Полинка тащила его куда-то, под ногами чувствовался плохо утрамбованный щебень, пахло речной свежестью и… петуниями?
— Стой! — наконец торжественно приказала она вложила в его ладонь что-то небольшое и прохладное. — Готов?
— Да что-то я уже прям начинаю бояться, — рассмеялся Руслан. — Карета точно не превратится в тыкву?
Полинка хихикнула и легонько шлёпнула его по спине:
— Да давай уже. Не томи!
Это он-то её томит, ага!
Открыл глаза. Прямо перед ним оказалась калитка ворот, над воротами фонарь. На столбах цветочки в подвесных горшках. Дверная ручка на калитке необычная, антикварная. Он лично покупал её на развале у какого-то деда, лично ставил незадолго до ареста…
Растерянно обернулся.
— Не понял?
Полинка только что на носочки не поднималась от нетерпения и часто кивала, предвосхищая дальнейшие вопросы. Глазищи горели.
— Полин, я не понял… Это… Что?
Она, высоко поджав плечи, развела руками:
— Дом, милый дом! Но правда, всё ещё чуть-чуть не достроенный. — Смешно сморщив носик, сложила пальцы щепотью. — Чу-у-уть-чуть…
В горле резко встал ком. Руслан сцепил зубы, прижав к губам стиснутый кулак. Продышался.
— То есть, ты хочешь сказать, что…
Разжал наконец кулак и увидел, что вложила в него Полина: ключ. Резко привлёк её к себе, обнял изо всех сил, пряча в её мягких хулиганских вихрах набежавшие слёзы.
Что-то ты какой-то сентиментальный стал, Подольский. Живой что ли, всё-таки?
— Поли-и-инка… Милая, за что ты мне, а? Я ведь не заслужил тебя, такую… — говорить было трудно. Непривычно. Не умел он красиво и длинно, но грудь всё равно распирало. И то, что он сейчас чувствовал, было целой Вселенной. — За что ты мне? Не понимаю…
— А может, не за что, а для чего? — шепнула она. — Лично мне так больше нравится.

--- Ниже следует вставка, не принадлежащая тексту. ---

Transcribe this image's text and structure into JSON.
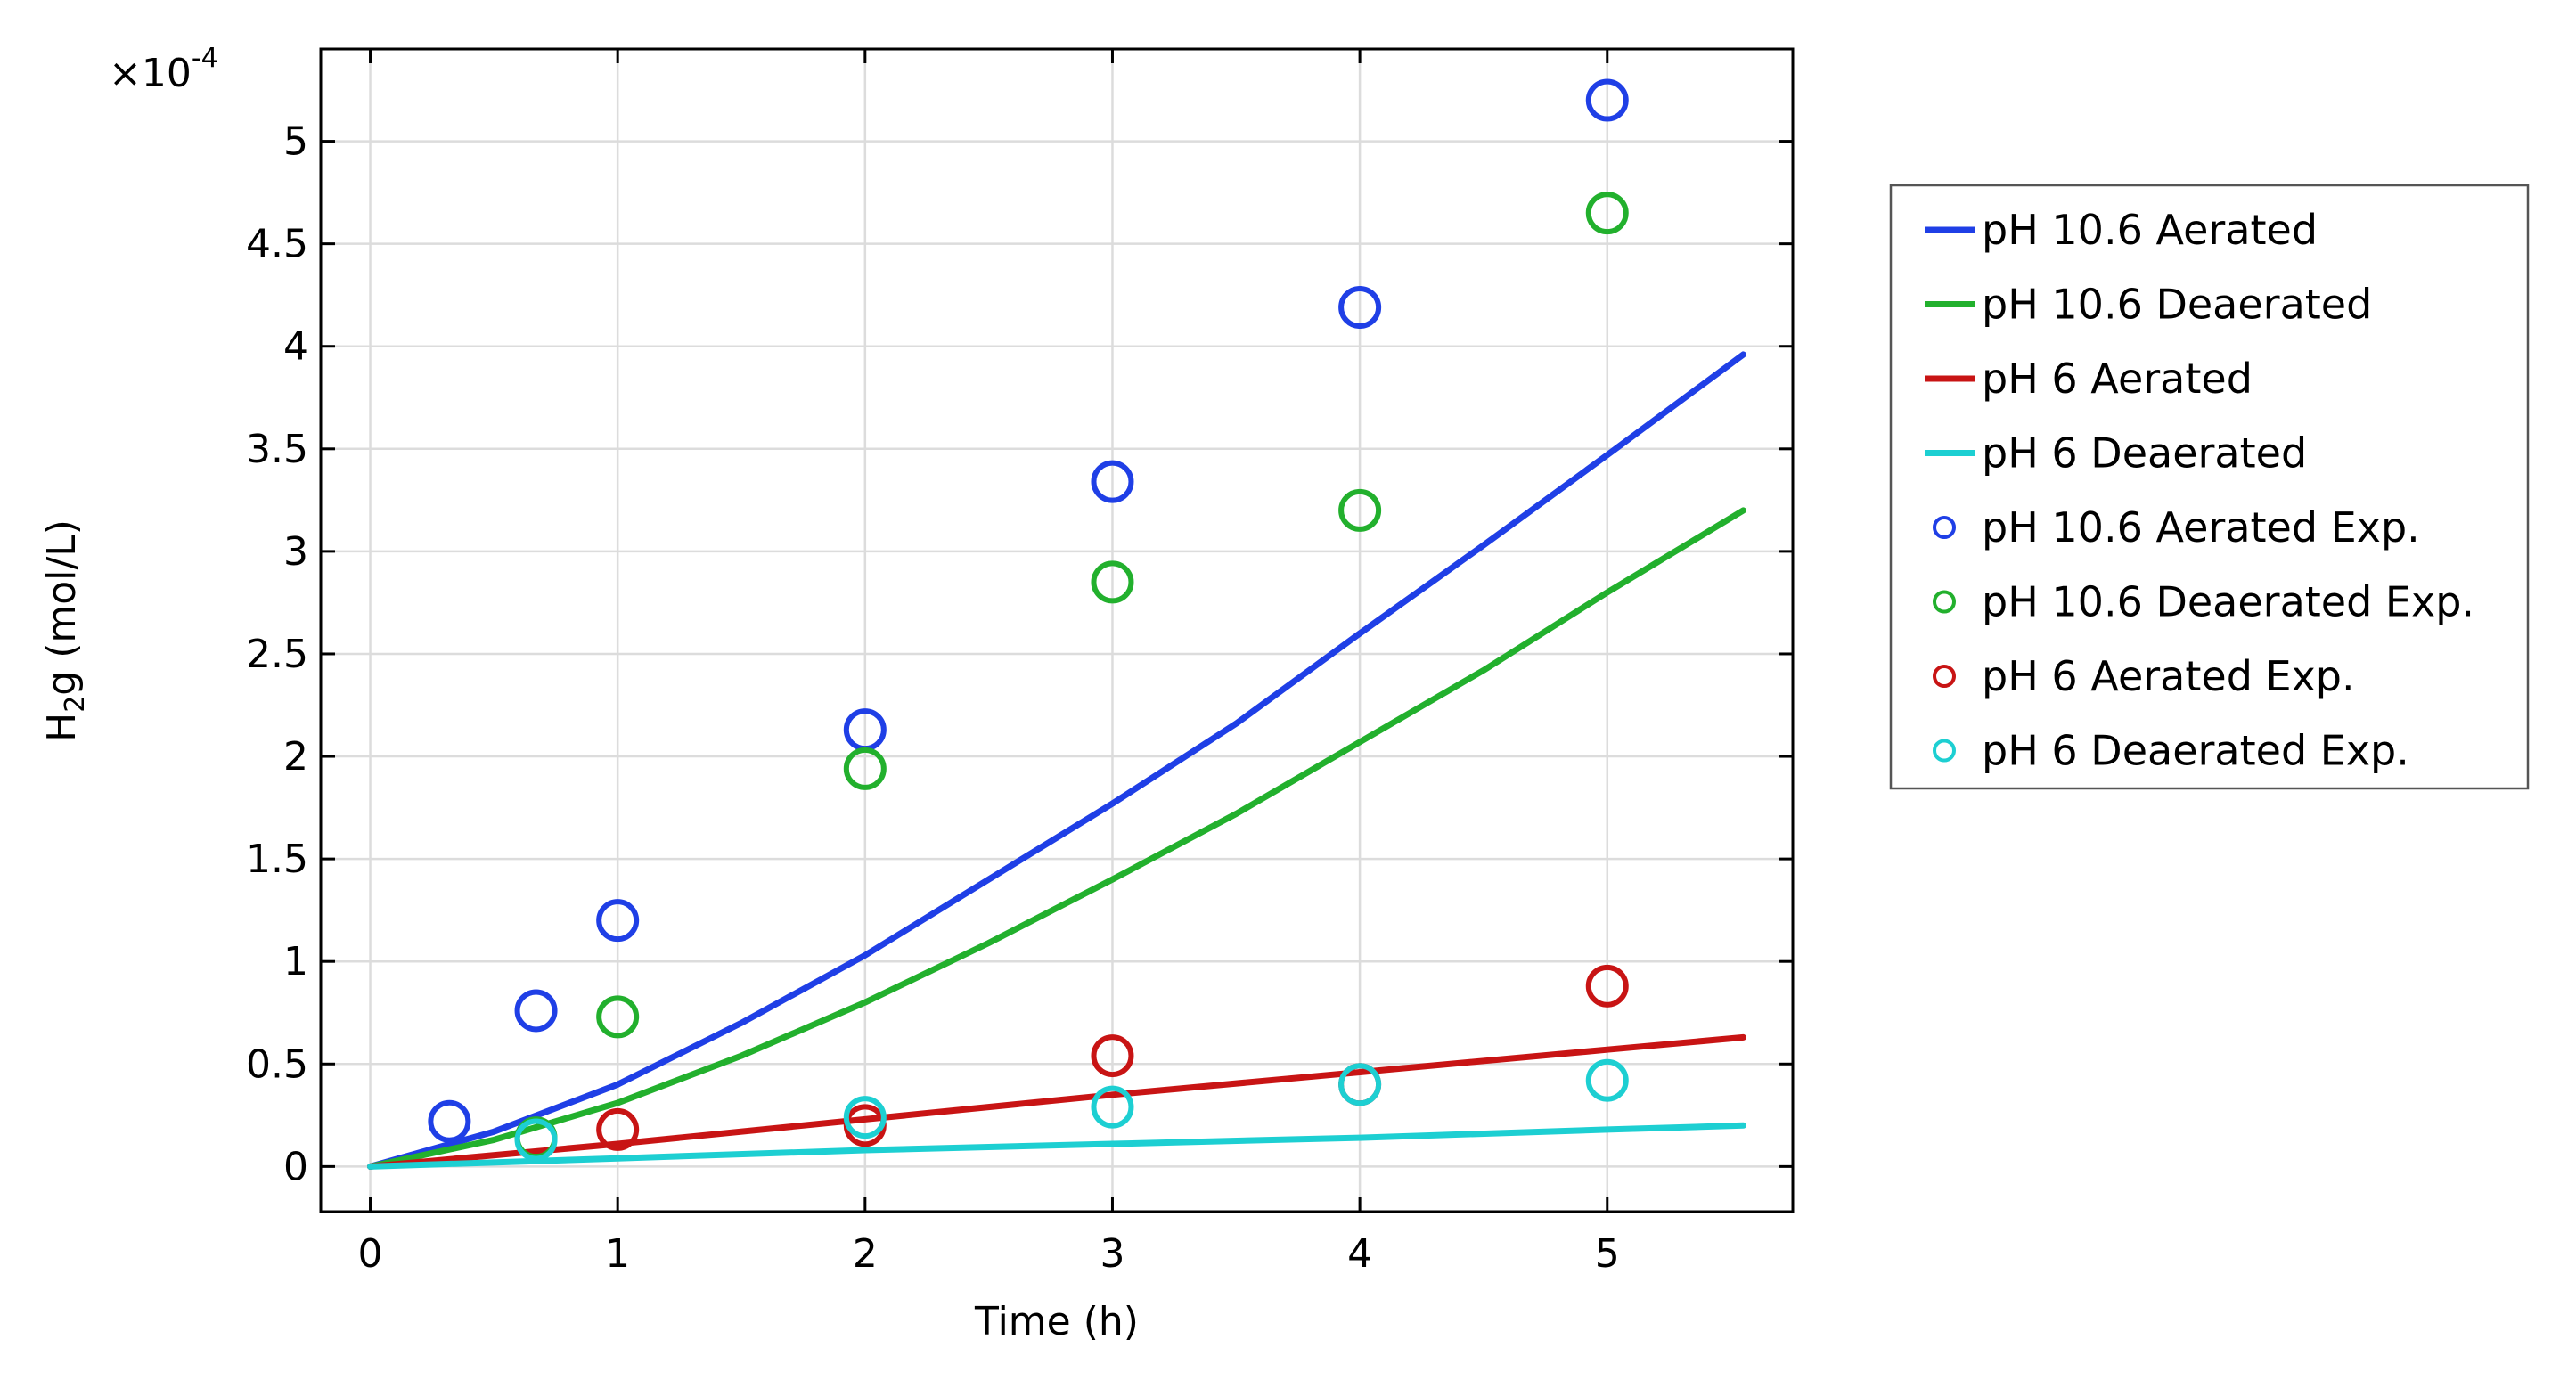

Уперлись лбами, смотря друг другу в глаза.
— Хорошо, для чего?
— Ну, — она улыбнулась, смущённо, но в то же время чертовски соблазнительно, — я бы сыночка хотела. От тебя.
— Ч… Чего?!
— Или двух…
Руслан нервно рассмеялся, закинув руки, обалдело скребя в затылке, мотая головой. Пытаясь то ли проснуться, то ли протрезветь… И снова обнял её, заглядывая в глаза:
— Уверена?
Кивнула.
— Вот прям уверена-уверена?
Кивнула раз пять, если не больше.
— Ладно. Закрывай глаза.
— Зачем?
— Закрывай, закрывай! Сюрприз будет!
Она послушно сомкнула ресницы, замерла, заметно раздираемая любопытством… Но едва только её пальчика коснулось кольцо, то самое, которое Руслан взял, рискуя ошибиться и с размером и со своими амбициями, а в итоге, и там и там попал в десяточку, — распахнула глазищи и, пискнув, зажала рот рукой.
— Всё, отныне ничего больше не знаю! — рыкнул Руслан и победно подхватил её на руки. — Моя!
Срывали одежды, словно они жгли кожу… Одновременно замирали перед таинством самого первого раза… Сливаясь, проникая и принимая, смотрели друг другу в глаза… И хватали ртами воздух, хрипли от стонов и криков… А потом счастливо затихали в объятиях друг друга, вздрагивая от наслаждения и неги… Целовались засыпая, просыпаясь, расставаясь всего лишь на пару мгновений и тут же встречаясь вновь — всё время целовались… И полторы недели целыми днями ходили по дому полуголыми, отдавались друг другу неистово, где придётся. Наслаждались, утопали друг в друге. Растворялись и возрождались. Обретали друг в друге нечто большее, чем просто мужчину и женщину.
Любовь — это ведь и просто и не просто одновременно. Это друг для друга, отныне и навеки. И что бы там ни говорили, настоящая Любовь не лечится ни временем, ни разлукой. Она вообще не лечится, потому что она — не болезнь, но Жизнь. Берегите Любовь!